NEURONS: Brain cells or neurons like the ones shown here form a system of communication that acts like social networking. (AFP/Getty Images)

According to a study published last month in the scientific magazine Life Science, a group of scientists from several U.S. and German research centers demonstrated in an experiment that the behavior of a population of neurons in our brain behave as active members of a social network like facebook.

Neurons in the neocortex located in the cerebral cortex act as though they are facebooking. This region performs the higher functions such as conscious thought, language, sensory perception, motor function, and spatial reasoning. The neocortex is composed of billions of neurons.

Alison Barth, a researcher at Carnegie Mellon University in Pennsylvania, explained that the team placed a fluorescent label in a gene related to neuronal activity in mice so that the neuron could ignite when activated, according to Life Science.

Thus, scientists were able to confirm that the neurons actually correspond to this gene, that is, that his method worked. Then they isolated the active and inactive neurons by using imaging techniques and recorded their activity.

“It’s like facebook. Most of your friends, do not post much,” Barth said. “But there is a small percentage of your facebook friends who update their status and their website often. These people are more likely to be connected to more friends, so while they are sharing information, [they] are also receiving more information from its extensive network, which also includes other active participants.”

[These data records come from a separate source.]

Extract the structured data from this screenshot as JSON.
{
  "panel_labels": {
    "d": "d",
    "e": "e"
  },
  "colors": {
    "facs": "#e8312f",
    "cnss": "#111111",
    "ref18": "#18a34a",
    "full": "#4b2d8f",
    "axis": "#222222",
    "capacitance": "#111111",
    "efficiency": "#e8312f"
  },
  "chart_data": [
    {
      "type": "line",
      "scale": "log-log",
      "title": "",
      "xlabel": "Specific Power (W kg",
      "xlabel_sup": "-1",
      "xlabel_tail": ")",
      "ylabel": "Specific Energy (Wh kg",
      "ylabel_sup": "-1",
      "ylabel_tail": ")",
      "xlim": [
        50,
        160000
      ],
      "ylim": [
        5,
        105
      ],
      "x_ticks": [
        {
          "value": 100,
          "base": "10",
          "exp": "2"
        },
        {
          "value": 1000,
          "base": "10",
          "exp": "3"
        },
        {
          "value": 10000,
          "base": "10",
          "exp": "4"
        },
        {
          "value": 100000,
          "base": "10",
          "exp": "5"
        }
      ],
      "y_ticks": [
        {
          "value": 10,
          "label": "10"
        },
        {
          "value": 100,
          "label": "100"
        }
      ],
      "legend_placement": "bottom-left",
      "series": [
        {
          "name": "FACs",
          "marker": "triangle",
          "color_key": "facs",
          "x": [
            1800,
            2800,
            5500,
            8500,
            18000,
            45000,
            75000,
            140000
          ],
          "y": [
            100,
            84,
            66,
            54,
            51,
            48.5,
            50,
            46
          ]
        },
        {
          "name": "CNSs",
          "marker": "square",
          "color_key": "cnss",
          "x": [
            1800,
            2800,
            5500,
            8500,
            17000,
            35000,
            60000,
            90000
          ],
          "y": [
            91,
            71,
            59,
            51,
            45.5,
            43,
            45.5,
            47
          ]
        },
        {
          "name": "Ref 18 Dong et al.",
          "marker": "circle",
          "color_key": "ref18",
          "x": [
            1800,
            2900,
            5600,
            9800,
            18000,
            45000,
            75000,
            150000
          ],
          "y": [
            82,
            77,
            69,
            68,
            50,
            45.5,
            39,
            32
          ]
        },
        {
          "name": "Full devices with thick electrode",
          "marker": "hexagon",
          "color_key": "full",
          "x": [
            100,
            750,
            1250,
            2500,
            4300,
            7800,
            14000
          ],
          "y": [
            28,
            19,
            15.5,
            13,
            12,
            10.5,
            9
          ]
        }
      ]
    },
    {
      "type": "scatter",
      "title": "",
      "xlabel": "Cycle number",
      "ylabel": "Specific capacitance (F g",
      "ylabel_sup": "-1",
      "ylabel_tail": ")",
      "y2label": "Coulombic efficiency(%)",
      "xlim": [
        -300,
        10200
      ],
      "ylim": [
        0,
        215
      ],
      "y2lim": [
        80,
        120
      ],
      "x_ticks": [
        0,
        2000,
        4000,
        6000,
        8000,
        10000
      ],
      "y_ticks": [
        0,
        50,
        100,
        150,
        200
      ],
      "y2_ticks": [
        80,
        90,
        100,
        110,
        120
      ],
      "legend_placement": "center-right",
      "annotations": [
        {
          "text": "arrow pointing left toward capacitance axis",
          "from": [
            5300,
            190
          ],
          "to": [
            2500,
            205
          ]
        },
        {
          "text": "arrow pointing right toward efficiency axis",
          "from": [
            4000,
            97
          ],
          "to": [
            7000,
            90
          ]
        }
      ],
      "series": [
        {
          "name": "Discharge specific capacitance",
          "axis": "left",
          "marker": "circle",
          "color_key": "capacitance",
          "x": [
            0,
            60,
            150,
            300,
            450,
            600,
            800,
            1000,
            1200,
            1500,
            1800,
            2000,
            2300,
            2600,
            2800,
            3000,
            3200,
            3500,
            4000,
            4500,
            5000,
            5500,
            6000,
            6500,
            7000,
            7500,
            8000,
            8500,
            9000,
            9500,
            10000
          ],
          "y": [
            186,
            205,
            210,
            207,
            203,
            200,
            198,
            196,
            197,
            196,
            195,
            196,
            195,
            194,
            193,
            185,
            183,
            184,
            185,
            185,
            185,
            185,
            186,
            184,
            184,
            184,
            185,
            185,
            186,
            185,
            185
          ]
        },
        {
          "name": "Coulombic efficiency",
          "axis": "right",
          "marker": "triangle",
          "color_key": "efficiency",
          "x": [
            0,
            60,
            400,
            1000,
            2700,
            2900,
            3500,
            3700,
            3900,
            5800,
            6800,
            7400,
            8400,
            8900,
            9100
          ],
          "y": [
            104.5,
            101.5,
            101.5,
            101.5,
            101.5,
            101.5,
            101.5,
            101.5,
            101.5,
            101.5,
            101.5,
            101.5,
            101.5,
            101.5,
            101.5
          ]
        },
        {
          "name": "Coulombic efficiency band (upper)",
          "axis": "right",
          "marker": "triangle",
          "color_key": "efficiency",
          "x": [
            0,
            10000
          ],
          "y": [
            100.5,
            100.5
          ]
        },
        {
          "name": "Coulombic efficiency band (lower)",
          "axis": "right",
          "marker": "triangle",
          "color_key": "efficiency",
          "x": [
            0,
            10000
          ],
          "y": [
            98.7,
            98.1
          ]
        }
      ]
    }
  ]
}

Given these findings, researchers can now determine what causes certain brain cells to be more active and how stable their activity is. Carnegie Mellon researchers plan to study these neurons to see what role they play in the learning process.

The scientific team for this study consisted of Allison L. Barth, Lina Yassin, Brett L. Benedetti, and A. Ying Wen (at the Department of Biological Sciences and Center for the Neural Basis of Cognition at Carnegie Mellon University, Pennsylvania), and Jean-Sébastien Jouhanneau and James F.A. Poulet (the Department of Neuroscience of the Center for Molecular Medicine Max Delbrück and Neuroscience Research Center of the Charité Medical University, in Berlin, Germany).